Film de très peu qui a eu beaucoup d’honneurs et d’élogieuses critiques. Je m’y suis ennuyé car le film manque totalement de rythme, la fin surtout. Par instant, je pensais être dans un documentaire à la façon de l’émission belge strip-tease. Une micro-histoire qui ouvre de nombreuses portes (sur la condition de travailleur immigré de première génération en fin d’activité, sur la famille maghrébine, sur le rôle et la place des femmes dans cette société, sur le logement des immigrés âgés dans des hôtels de peu de confort, sur la possibilité de mener à bien ses projets dans une France résumée à une suite de règlements et de contraintes, sur un vieux fond de racisme des Français de souche, sur l’habitat en HLM des immigrés, éventuellement, même, sur une certaine liberté vis-à-vis de la religion (les femmes ne sont pas voilés, les hommes boivent de l’alcool)).
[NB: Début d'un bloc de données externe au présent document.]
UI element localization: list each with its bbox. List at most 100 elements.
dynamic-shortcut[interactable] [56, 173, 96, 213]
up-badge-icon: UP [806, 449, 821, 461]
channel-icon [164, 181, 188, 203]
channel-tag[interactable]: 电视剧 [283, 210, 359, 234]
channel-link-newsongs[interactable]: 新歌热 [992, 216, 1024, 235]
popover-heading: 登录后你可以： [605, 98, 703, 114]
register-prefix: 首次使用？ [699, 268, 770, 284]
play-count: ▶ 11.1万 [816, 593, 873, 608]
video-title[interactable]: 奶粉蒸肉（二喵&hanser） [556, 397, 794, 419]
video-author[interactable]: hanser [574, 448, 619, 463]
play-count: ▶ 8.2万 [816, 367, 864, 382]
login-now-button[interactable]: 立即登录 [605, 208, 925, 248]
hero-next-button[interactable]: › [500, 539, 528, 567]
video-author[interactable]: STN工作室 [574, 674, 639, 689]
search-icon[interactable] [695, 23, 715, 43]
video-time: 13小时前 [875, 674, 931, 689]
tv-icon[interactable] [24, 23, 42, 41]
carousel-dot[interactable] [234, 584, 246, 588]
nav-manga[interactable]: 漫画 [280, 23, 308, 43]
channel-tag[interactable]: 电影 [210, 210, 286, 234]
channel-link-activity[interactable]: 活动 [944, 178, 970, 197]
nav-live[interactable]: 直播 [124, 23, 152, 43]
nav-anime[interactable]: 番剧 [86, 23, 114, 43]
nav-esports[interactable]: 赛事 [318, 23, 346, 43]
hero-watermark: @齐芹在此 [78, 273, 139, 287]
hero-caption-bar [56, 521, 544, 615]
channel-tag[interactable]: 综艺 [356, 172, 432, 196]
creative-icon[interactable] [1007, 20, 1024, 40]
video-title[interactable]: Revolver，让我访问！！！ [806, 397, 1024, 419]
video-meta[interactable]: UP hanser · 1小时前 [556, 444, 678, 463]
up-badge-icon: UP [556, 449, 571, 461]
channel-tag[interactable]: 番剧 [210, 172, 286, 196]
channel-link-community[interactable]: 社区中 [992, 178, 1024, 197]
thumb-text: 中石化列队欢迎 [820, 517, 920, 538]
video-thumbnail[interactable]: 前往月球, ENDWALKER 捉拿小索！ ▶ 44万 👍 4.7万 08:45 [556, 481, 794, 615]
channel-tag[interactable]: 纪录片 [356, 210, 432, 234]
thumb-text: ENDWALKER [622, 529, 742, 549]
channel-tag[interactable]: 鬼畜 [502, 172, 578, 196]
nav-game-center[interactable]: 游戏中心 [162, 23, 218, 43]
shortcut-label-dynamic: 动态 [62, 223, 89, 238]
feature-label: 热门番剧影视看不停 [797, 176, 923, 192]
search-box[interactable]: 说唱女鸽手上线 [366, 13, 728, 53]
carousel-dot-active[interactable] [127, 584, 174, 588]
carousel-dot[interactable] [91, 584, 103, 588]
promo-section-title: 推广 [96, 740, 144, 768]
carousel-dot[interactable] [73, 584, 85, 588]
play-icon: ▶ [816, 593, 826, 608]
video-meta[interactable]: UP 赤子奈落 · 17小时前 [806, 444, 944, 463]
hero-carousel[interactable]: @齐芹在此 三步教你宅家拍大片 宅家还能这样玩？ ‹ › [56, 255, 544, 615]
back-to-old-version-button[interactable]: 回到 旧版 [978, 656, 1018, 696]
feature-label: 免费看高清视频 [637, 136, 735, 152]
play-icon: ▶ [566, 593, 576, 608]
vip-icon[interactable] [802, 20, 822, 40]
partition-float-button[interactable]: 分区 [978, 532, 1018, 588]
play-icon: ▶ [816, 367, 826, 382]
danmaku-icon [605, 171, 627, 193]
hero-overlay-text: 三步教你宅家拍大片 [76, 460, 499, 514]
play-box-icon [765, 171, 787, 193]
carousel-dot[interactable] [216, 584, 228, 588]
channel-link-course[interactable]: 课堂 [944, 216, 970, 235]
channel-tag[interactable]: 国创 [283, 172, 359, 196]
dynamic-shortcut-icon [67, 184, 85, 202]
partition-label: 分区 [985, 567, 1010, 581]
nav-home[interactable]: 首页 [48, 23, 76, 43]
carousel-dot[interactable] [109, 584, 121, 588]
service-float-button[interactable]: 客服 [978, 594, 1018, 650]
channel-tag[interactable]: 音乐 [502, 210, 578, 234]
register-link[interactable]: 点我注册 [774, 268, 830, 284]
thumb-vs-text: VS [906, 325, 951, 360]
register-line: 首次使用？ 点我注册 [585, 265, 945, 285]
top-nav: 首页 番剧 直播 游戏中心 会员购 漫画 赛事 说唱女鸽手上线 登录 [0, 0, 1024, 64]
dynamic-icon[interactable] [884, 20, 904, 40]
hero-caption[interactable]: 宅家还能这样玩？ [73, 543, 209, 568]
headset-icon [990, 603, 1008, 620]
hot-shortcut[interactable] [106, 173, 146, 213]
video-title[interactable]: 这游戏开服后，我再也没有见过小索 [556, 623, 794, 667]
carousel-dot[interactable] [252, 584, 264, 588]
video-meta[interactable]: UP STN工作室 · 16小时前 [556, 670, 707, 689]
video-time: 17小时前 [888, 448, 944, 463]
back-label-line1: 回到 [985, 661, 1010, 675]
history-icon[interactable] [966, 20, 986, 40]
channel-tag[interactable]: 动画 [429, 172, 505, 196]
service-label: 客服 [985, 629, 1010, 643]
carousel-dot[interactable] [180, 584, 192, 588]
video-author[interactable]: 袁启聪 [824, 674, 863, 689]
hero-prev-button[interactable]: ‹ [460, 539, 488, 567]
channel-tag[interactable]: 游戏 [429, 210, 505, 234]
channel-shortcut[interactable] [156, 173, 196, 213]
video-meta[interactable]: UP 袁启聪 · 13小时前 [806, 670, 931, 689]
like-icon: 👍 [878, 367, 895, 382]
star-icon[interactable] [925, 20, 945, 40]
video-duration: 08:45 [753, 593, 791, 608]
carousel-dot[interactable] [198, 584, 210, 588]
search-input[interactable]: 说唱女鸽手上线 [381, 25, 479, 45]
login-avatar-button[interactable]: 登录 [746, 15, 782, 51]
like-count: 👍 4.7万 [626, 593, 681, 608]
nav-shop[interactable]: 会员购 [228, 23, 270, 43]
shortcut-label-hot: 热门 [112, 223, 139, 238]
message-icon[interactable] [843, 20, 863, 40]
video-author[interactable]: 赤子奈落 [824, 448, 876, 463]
Hélas, chacune de ces idées est suggérée, aucune n’est traitée en profondeur. Le génie du réalisateur est de nous faire pénétrer dans cette famille, se s’y sentir chez soi en très peu d’images et de mots. C’est pour ces raisons que ce film relève du documentaire ethnologique. Le père, aurait pu être un beau personnage, si on l’avait un peu plus bavard et un peu moins renfermé. Il ne colle pas avec l’image du père de famille ; son retrait et le fatalisme désinvolte dont il est affublé ne lui vont pas. La jeune comédienne Hafsia Herzi a du cran et du bagout. Nulle doute qu’elle fera une belle carrière (pourvu qu’on lui propose d’autres rôles que ceux de garçonne à la langue bien pendue !).